И Вилар рассказал о том, как однажды пригласил к себе актеров, которые, по его мнению, должны были играть пьесу Мольера, и в общих чертах рассказал им о своем замысле, каждого наделив ролью в будущем спектакле. Затем они расстались и встретились лишь через месяц. Оказалось, что никто из собравшихся не забыл этого разговора. Оставшись наедине со своей возможной ролью, актеры так или иначе начали думать о ней и принесли месье Жану свои мысли. Эти, как называл их Вилар, «репетиции в мягких туфлях», продолжавшиеся в течение года, помогли актерам точно понять режиссерский замысел, сжиться с ролью. Внутренне они были уже готовы выйти на сценическую площадку. Вот почему «Дон Жуан» был поставлен всего за тридцать дней.

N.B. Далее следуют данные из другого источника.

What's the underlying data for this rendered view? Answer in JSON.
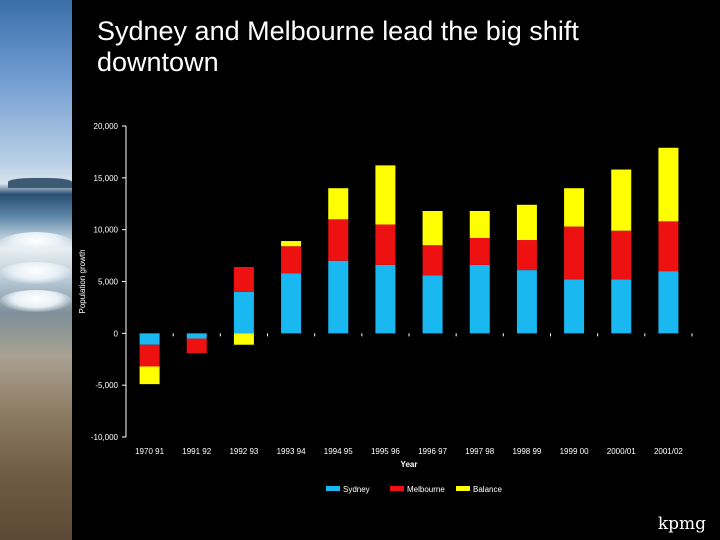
{
  "slide": {
    "title": "Sydney and Melbourne lead the big shift downtown",
    "logo_text": "kpmg"
  },
  "background": {
    "photo": "beach-surf-photo"
  },
  "chart_data": {
    "type": "bar",
    "stacked": true,
    "categories": [
      "1970 91",
      "1991 92",
      "1992 93",
      "1993 94",
      "1994 95",
      "1995 96",
      "1996 97",
      "1997 98",
      "1998 99",
      "1999 00",
      "2000/01",
      "2001/02"
    ],
    "series": [
      {
        "name": "Sydney",
        "color": "#1ab8f0",
        "values": [
          -1100,
          -500,
          4000,
          5800,
          7000,
          6600,
          5600,
          6600,
          6100,
          5200,
          5200,
          6000
        ]
      },
      {
        "name": "Melbourne",
        "color": "#ee1111",
        "values": [
          -2100,
          -1400,
          2400,
          2600,
          4000,
          3900,
          2900,
          2600,
          2900,
          5100,
          4700,
          4800
        ]
      },
      {
        "name": "Balance",
        "color": "#ffff00",
        "values": [
          -1700,
          0,
          -1100,
          500,
          3000,
          5700,
          3300,
          2600,
          3400,
          3700,
          5900,
          7100
        ]
      }
    ],
    "ylabel": "Population growth",
    "xlabel": "Year",
    "ylim": [
      -10000,
      20000
    ],
    "yticks": [
      20000,
      15000,
      10000,
      5000,
      0,
      -5000,
      -10000
    ],
    "ytick_labels": [
      "20,000",
      "15,000",
      "10,000",
      "5,000",
      "0",
      "-5,000",
      "-10,000"
    ],
    "grid": false,
    "legend_position": "bottom",
    "axis_color": "#ffffff"
  }
}
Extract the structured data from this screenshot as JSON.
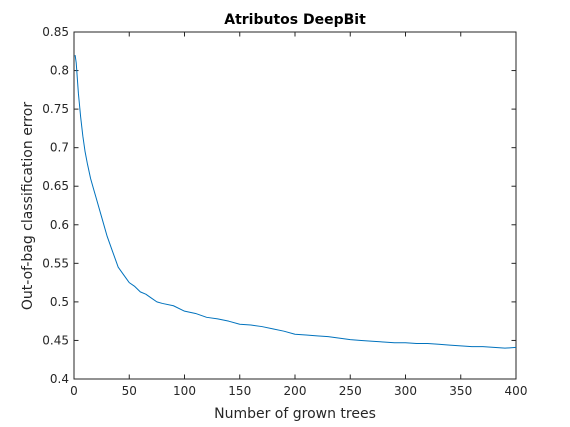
{
  "chart_data": {
    "type": "line",
    "title": "Atributos DeepBit",
    "xlabel": "Number of grown trees",
    "ylabel": "Out-of-bag classification error",
    "xlim": [
      0,
      400
    ],
    "ylim": [
      0.4,
      0.85
    ],
    "xticks": [
      0,
      50,
      100,
      150,
      200,
      250,
      300,
      350,
      400
    ],
    "yticks": [
      0.4,
      0.45,
      0.5,
      0.55,
      0.6,
      0.65,
      0.7,
      0.75,
      0.8,
      0.85
    ],
    "xtick_labels": [
      "0",
      "50",
      "100",
      "150",
      "200",
      "250",
      "300",
      "350",
      "400"
    ],
    "ytick_labels": [
      "0.4",
      "0.45",
      "0.5",
      "0.55",
      "0.6",
      "0.65",
      "0.7",
      "0.75",
      "0.8",
      "0.85"
    ],
    "grid": false,
    "series_color": "#0072BD",
    "series": [
      {
        "x": [
          1,
          2,
          3,
          4,
          5,
          6,
          8,
          10,
          12,
          15,
          18,
          20,
          25,
          30,
          35,
          40,
          45,
          50,
          55,
          60,
          65,
          70,
          75,
          80,
          90,
          100,
          110,
          120,
          130,
          140,
          150,
          160,
          170,
          180,
          190,
          200,
          210,
          220,
          230,
          240,
          250,
          260,
          270,
          280,
          290,
          300,
          310,
          320,
          330,
          340,
          350,
          360,
          370,
          380,
          390,
          400
        ],
        "y": [
          0.82,
          0.81,
          0.79,
          0.77,
          0.755,
          0.74,
          0.715,
          0.695,
          0.68,
          0.66,
          0.645,
          0.635,
          0.61,
          0.585,
          0.565,
          0.545,
          0.535,
          0.525,
          0.52,
          0.513,
          0.51,
          0.505,
          0.5,
          0.498,
          0.495,
          0.488,
          0.485,
          0.48,
          0.478,
          0.475,
          0.471,
          0.47,
          0.468,
          0.465,
          0.462,
          0.458,
          0.457,
          0.456,
          0.455,
          0.453,
          0.451,
          0.45,
          0.449,
          0.448,
          0.447,
          0.447,
          0.446,
          0.446,
          0.445,
          0.444,
          0.443,
          0.442,
          0.442,
          0.441,
          0.44,
          0.441
        ]
      }
    ]
  }
}
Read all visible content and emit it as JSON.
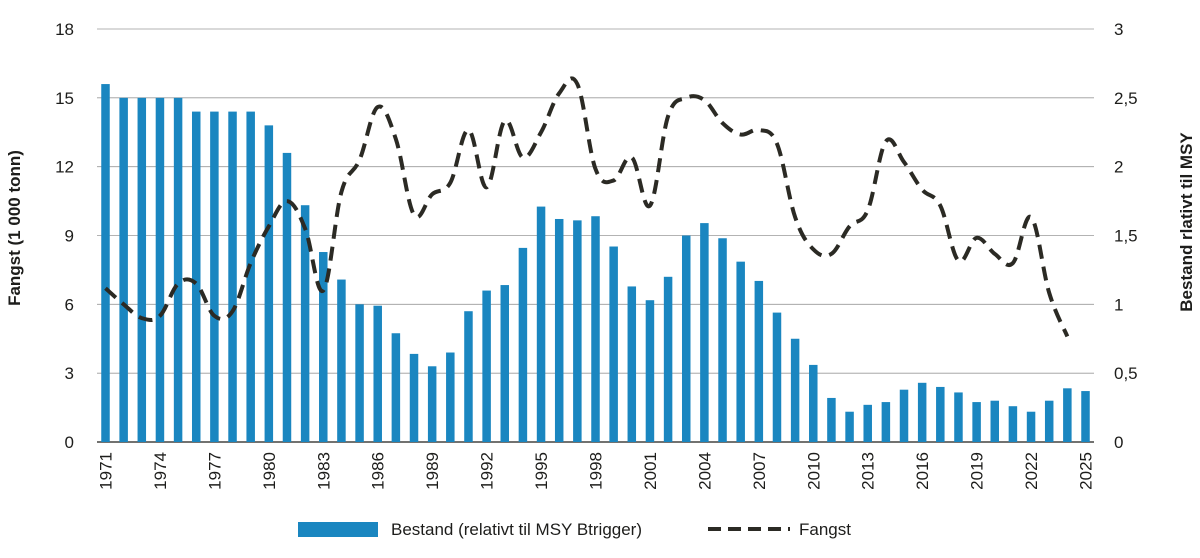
{
  "chart_data": {
    "type": "bar+line",
    "years": [
      1971,
      1972,
      1973,
      1974,
      1975,
      1976,
      1977,
      1978,
      1979,
      1980,
      1981,
      1982,
      1983,
      1984,
      1985,
      1986,
      1987,
      1988,
      1989,
      1990,
      1991,
      1992,
      1993,
      1994,
      1995,
      1996,
      1997,
      1998,
      1999,
      2000,
      2001,
      2002,
      2003,
      2004,
      2005,
      2006,
      2007,
      2008,
      2009,
      2010,
      2011,
      2012,
      2013,
      2014,
      2015,
      2016,
      2017,
      2018,
      2019,
      2020,
      2021,
      2022,
      2023,
      2024,
      2025
    ],
    "x_tick_labels": [
      "1971",
      "1974",
      "1977",
      "1980",
      "1983",
      "1986",
      "1989",
      "1992",
      "1995",
      "1998",
      "2001",
      "2004",
      "2007",
      "2010",
      "2013",
      "2016",
      "2019",
      "2022",
      "2025"
    ],
    "left_axis": {
      "label": "Fangst  (1 000 tonn)",
      "ticks": [
        "0",
        "3",
        "6",
        "9",
        "12",
        "15",
        "18"
      ],
      "range": [
        0,
        18
      ]
    },
    "right_axis": {
      "label": "Bestand rlativt til MSY",
      "ticks": [
        "0",
        "0,5",
        "1",
        "1,5",
        "2",
        "2,5",
        "3"
      ],
      "range": [
        0,
        3
      ]
    },
    "series": [
      {
        "name": "Bestand (relativt til MSY Btrigger)",
        "type": "bar",
        "axis": "right",
        "color": "#1a86c0",
        "values": [
          2.6,
          2.5,
          2.5,
          2.5,
          2.5,
          2.4,
          2.4,
          2.4,
          2.4,
          2.3,
          2.1,
          1.72,
          1.38,
          1.18,
          1.0,
          0.99,
          0.79,
          0.64,
          0.55,
          0.65,
          0.95,
          1.1,
          1.14,
          1.41,
          1.71,
          1.62,
          1.61,
          1.64,
          1.42,
          1.13,
          1.03,
          1.2,
          1.5,
          1.59,
          1.48,
          1.31,
          1.17,
          0.94,
          0.75,
          0.56,
          0.32,
          0.22,
          0.27,
          0.29,
          0.38,
          0.43,
          0.4,
          0.36,
          0.29,
          0.3,
          0.26,
          0.22,
          0.3,
          0.39,
          0.37
        ]
      },
      {
        "name": "Fangst",
        "type": "line",
        "axis": "left",
        "style": "dashed",
        "color": "#2b2a24",
        "values": [
          6.7,
          6.0,
          5.4,
          5.5,
          6.9,
          6.9,
          5.5,
          5.7,
          7.8,
          9.4,
          10.5,
          9.3,
          6.6,
          10.9,
          12.3,
          14.6,
          13.2,
          9.9,
          10.8,
          11.3,
          13.6,
          11.1,
          14.0,
          12.4,
          13.5,
          15.2,
          15.6,
          11.9,
          11.4,
          12.4,
          10.3,
          14.2,
          15.0,
          14.9,
          13.9,
          13.4,
          13.6,
          13.0,
          9.8,
          8.4,
          8.2,
          9.4,
          10.1,
          13.1,
          12.2,
          11.0,
          10.3,
          7.9,
          8.9,
          8.2,
          7.8,
          9.8,
          6.5,
          4.6,
          null
        ]
      }
    ],
    "legend": {
      "position": "bottom",
      "items": [
        "Bestand (relativt til MSY Btrigger)",
        "Fangst"
      ]
    },
    "grid": true
  }
}
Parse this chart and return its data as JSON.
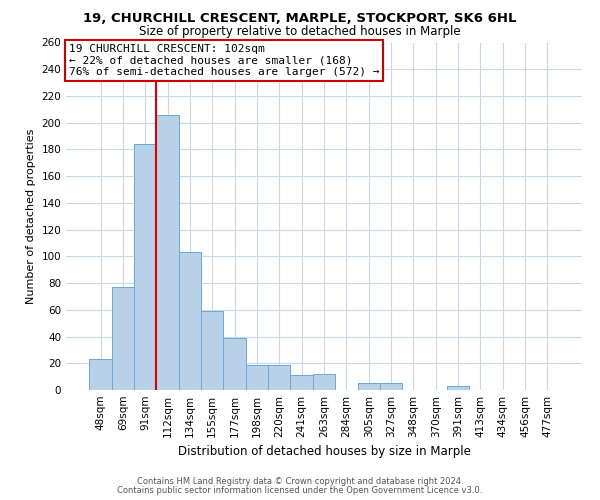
{
  "title": "19, CHURCHILL CRESCENT, MARPLE, STOCKPORT, SK6 6HL",
  "subtitle": "Size of property relative to detached houses in Marple",
  "xlabel": "Distribution of detached houses by size in Marple",
  "ylabel": "Number of detached properties",
  "bar_labels": [
    "48sqm",
    "69sqm",
    "91sqm",
    "112sqm",
    "134sqm",
    "155sqm",
    "177sqm",
    "198sqm",
    "220sqm",
    "241sqm",
    "263sqm",
    "284sqm",
    "305sqm",
    "327sqm",
    "348sqm",
    "370sqm",
    "391sqm",
    "413sqm",
    "434sqm",
    "456sqm",
    "477sqm"
  ],
  "bar_values": [
    23,
    77,
    184,
    206,
    103,
    59,
    39,
    19,
    19,
    11,
    12,
    0,
    5,
    5,
    0,
    0,
    3,
    0,
    0,
    0,
    0
  ],
  "bar_color": "#b8d0e8",
  "bar_edge_color": "#6aaad4",
  "vline_x": 2.5,
  "vline_color": "#dd0000",
  "property_line_label": "19 CHURCHILL CRESCENT: 102sqm",
  "annotation_line1": "← 22% of detached houses are smaller (168)",
  "annotation_line2": "76% of semi-detached houses are larger (572) →",
  "annotation_box_color": "#ffffff",
  "annotation_box_edge": "#cc0000",
  "ylim": [
    0,
    260
  ],
  "yticks": [
    0,
    20,
    40,
    60,
    80,
    100,
    120,
    140,
    160,
    180,
    200,
    220,
    240,
    260
  ],
  "footer1": "Contains HM Land Registry data © Crown copyright and database right 2024.",
  "footer2": "Contains public sector information licensed under the Open Government Licence v3.0.",
  "background_color": "#ffffff",
  "grid_color": "#c8d8ea",
  "title_fontsize": 9.5,
  "subtitle_fontsize": 8.5,
  "xlabel_fontsize": 8.5,
  "ylabel_fontsize": 8,
  "tick_fontsize": 7.5,
  "annot_fontsize": 8,
  "footer_fontsize": 6
}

Какой же, скажете, план, жесткий лимит времени может помешать режиссеру телевидения использовать этот, назовем его предпостановочным, метод работы Ж. Вилара? Практика показала мне, что он дает хорошие результаты. Именно этим способом я пользовался при постановке на Грузинской студии «Рассказа в телеграммах», на ЦТ — «Сирано де Бержерака» и «Тевье-молочника».
Но вернемся к Ленинградской встрече. Из зала продолжали сыпаться вопросы.
- Что, если актер, пройдя «репетиции в мягких туфлях», к моменту постановки спектакля забудет, о чем говорилось в течение года, и явится совершенно неготовым?
- Этого не может быть, — отвечал Вилар, — потому что я непременно расстанусь с таким актером, и он потеряет интересную для себя работу. У нас нет профсоюза, защищающего бездельников.
Затем Жан рассказал, что самым трудным периодом он считает переход от застольных репетиций к сценическому воплощению. Это «борьба с чудовищем», ибо образ и актер ускользают друг от друга. Чтобы образ воплотился в душу актера, надо на какое-то время перестать думать о роли. И чем больше режиссер доверяет исполнителю, тем скорее тот сможет одолеть «чудовище».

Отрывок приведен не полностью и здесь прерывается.